The suits were combined before the Indiana Court of Appeals because they shared a common issue of law — whether the “common carrier” liability exception applied to police departments and municipalities in both cases. In a Sept. 17 ruling, the COA found the exception did apply to the cities and officers, however the high court sided with the trial court’s decision that it did not in Jennifer Cox v. Evansville Police Department and The City of Evansville; Babi Beyer v. The City of Fort Wayne, 18S-CT-447.

On appeal, Fort Wayne contended that the sexual assault was outside its police officer’s scope of employment as a matter of law. And both cities maintained that the common-carrier exception did not apply. The high court did not excuse Fort Wayne from liability as a matter of law, but did find the common carrier-exception did not apply.

First, the high court found that under Indiana’s scope-of-employment rule, an employer is liable for employees’ tortious acts that arise naturally or predictably from the employment context.

It also determined that when a police officer misuses employer-conferred power and authority to commit sexual assault, the city is liable for the assault if it arose naturally or predictably from the officer’s employment activities.

“The reasons underlying scope-of-employment liability support this conclusion,” Chief Justice Loretta Rush wrote. “First, the city benefits from the lawful exercise of police power, so when tortious abuse of that power naturally or predictably flows from employment activities, the city equitably bears the cost of the victim’s loss.”

The high court also found that Rogers exploited his unique institutional prerogatives of his police employment.

“Because a question of fact remains about whether Officer Rogers’s sexual assault occurred within the scope of his employment, we affirm the denial of summary judgment to Fort Wayne on the issue of liability under the doctrine of respondeat superior,” Rush wrote.

In its second point, the high court declined to extend Indiana’s common-carrier exception outside relationships formed by a “contract of passage.”

“Though the responding officers exercised control over Cox and Beyer, the women’s relationships with the cities were not contractual as required to invoke the common carrier exception,” the panel wrote. “Neither Cox nor Beyer entered a ‘contract of passage’ with Evansville or Fort Wayne: there was no invitation, no acceptance of an invitation, no fare or other consideration, and no agreed-on period of accommodation.”

The court concluded in noting that with “great power comes with great responsibility.”

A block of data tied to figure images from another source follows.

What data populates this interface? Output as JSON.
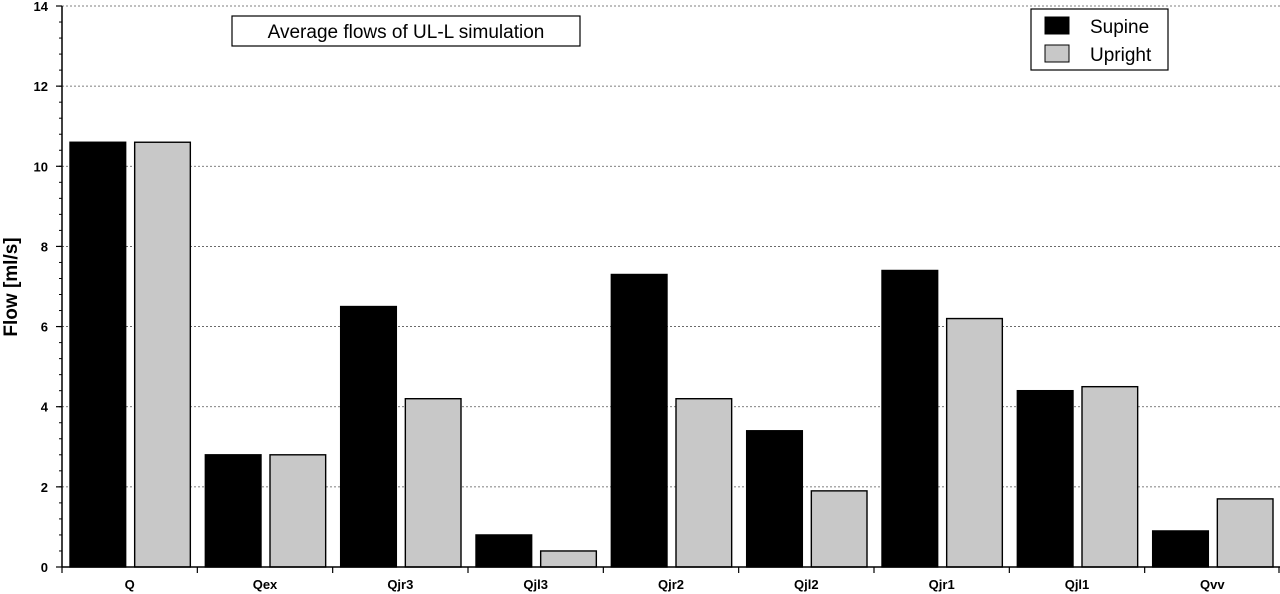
{
  "chart_data": {
    "type": "bar",
    "title": "Average flows of UL-L simulation",
    "xlabel": "",
    "ylabel": "Flow [ml/s]",
    "ylim": [
      0,
      14
    ],
    "yticks": [
      "0",
      "2",
      "4",
      "6",
      "8",
      "10",
      "12",
      "14"
    ],
    "grid": true,
    "legend_position": "top-right",
    "categories": [
      "Q",
      "Qex",
      "Qjr3",
      "Qjl3",
      "Qjr2",
      "Qjl2",
      "Qjr1",
      "Qjl1",
      "Qvv"
    ],
    "series": [
      {
        "name": "Supine",
        "color": "#000000",
        "values": [
          10.6,
          2.8,
          6.5,
          0.8,
          7.3,
          3.4,
          7.4,
          4.4,
          0.9
        ]
      },
      {
        "name": "Upright",
        "color": "#c8c8c8",
        "values": [
          10.6,
          2.8,
          4.2,
          0.4,
          4.2,
          1.9,
          6.2,
          4.5,
          1.7
        ]
      }
    ]
  }
}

 “Cities are endowed with the coercive power of the state, and they confer that power on their police officers. Those officers, in turn, wield it to carry out employment duties — duties that may include physically controlling and forcibly touching others without consent.”

“For this reason, when an officer carrying out employment duties physically controls someone and then abuses employer-conferred power to sexually assault that person, the city does not, under respondeat superior, escape liability as a matter of law for the sexual assault,” Rush concluded.